Competitive advantage, by Emma Watkins

7 Oct 10
Competition plays an important role in improving public services. Not only does it help eliminate inefficiency and waste, but it also prioritises customer satisfaction and holds all providers to account, whether public, private or third sector

It’s less than two weeks before the chancellor delivers his Comprehensive Spending Review. The core message is very clear  – the government must protect investment in areas that do most to foster growth, while making savings by re-engineering public service delivery, reforming public pensions and reducing spending in other areas.

There is no doubt that the books do need to be balanced and public service reform will make an important contribution to returning the public finances to health. Central to achieving this change will be expanding the use of competition in public services.

Competition plays an important role in improving our public services. Not only does it help eliminate inefficiency and waste but it also prioritises customer satisfaction and holds all providers to account, whether public, private or third sector.

But in most areas in the UK, public services are still provided directly by the public sector. In particular, health and education provision are run in near-monopolistic markets. The lack of competitive pressures means that public sector providers in a monopoly position are not the most efficient, tending to produce lower output at higher cost than competitive markets.

And international experience shows that competition is the way forward. For example, health outcomes, including five-year cancer survival rates, are higher in the Netherlands than in the UK. In the Dutch system, state-sector GPs act as gatekeepers and make the initial diagnosis and referral. Patients then take their tax-funded care allocations to one of a choice of private health funders, who compete for patients at the same price and succeed on their ability to commission quality healthcare effectively.

In this example, a competitive market has allowed integration and continuity of services through mergers and market exit for poor performers; what started as a market of more than 60 funds has consolidated to 13.

Fire-fighting and ambulance services, which are often assumed to be inappropriate candidates for private provision, are both effectively contracted out in Denmark, and have been since 1926. Today, half of the municipalities use private providers, with the rest of the municipalities using in-house provision or voluntary fire brigades. As a result of competition, Denmark has one of the lowest-cost fire-fighting services in the world.

Around 85% of the ambulance services in Denmark are provided through a similar contractual scheme with payment dependent on response time and activity, so if the provider fails to honour its part of the agreement it must pay a refund. In fact, Danish ambulance services have been found to be Europe’s most efficient and economically sound.

An analysis of public expenditure in the UK suggests that a futher £100-£150bn of annual spend on public services could be opened up to competition, which, if the conservative estimate found by DeAnne Julius of 20% cost savings as a result of competition are applied, would reduce annual spend by £20-£30bn.
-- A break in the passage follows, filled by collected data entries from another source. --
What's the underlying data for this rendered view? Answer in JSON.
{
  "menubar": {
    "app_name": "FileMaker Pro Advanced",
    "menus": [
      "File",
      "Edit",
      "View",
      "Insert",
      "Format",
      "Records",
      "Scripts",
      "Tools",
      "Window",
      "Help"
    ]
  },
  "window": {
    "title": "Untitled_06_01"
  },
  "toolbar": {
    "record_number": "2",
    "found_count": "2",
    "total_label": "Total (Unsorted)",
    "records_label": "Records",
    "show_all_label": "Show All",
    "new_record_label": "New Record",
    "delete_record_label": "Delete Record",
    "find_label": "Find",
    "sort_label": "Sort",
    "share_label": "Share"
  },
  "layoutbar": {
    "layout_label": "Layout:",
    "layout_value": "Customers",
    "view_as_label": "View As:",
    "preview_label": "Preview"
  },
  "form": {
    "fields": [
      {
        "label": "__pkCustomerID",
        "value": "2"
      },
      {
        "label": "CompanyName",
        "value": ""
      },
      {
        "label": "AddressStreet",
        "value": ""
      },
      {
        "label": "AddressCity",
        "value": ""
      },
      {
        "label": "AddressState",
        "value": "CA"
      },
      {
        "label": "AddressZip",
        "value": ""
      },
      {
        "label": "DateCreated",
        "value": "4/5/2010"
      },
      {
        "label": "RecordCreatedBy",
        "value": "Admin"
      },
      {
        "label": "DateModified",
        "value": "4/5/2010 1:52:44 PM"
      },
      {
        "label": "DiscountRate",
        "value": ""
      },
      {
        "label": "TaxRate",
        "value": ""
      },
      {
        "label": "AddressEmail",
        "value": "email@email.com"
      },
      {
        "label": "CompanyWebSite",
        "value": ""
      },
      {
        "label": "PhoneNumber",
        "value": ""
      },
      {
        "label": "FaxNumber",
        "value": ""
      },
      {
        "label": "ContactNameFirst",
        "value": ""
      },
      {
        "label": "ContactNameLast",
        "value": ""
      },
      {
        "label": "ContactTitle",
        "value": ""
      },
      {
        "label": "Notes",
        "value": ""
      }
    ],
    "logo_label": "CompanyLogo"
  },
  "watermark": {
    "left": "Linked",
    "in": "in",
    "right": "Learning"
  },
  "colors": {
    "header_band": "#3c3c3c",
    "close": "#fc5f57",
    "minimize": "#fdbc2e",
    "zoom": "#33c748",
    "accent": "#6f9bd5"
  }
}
To ensure these savings are achieved and that our public services can improve in a difficult economic period, we must open up the market to competition. We need:

  • A level playing field for all providers, with issues of pensions and VAT being addressed
  • Government to engage strategically with the independent sector to inform commissioning plans
  • Better procurement that ensures the best provider is chosen to provide
  • Increased transparency around public service contracts so all providers can be held to account and all contracts can be competed for fairly

Achieving these reforms is the only way to ensure we can continue to improve, or at least, maintain our public services in this difficult economic climate.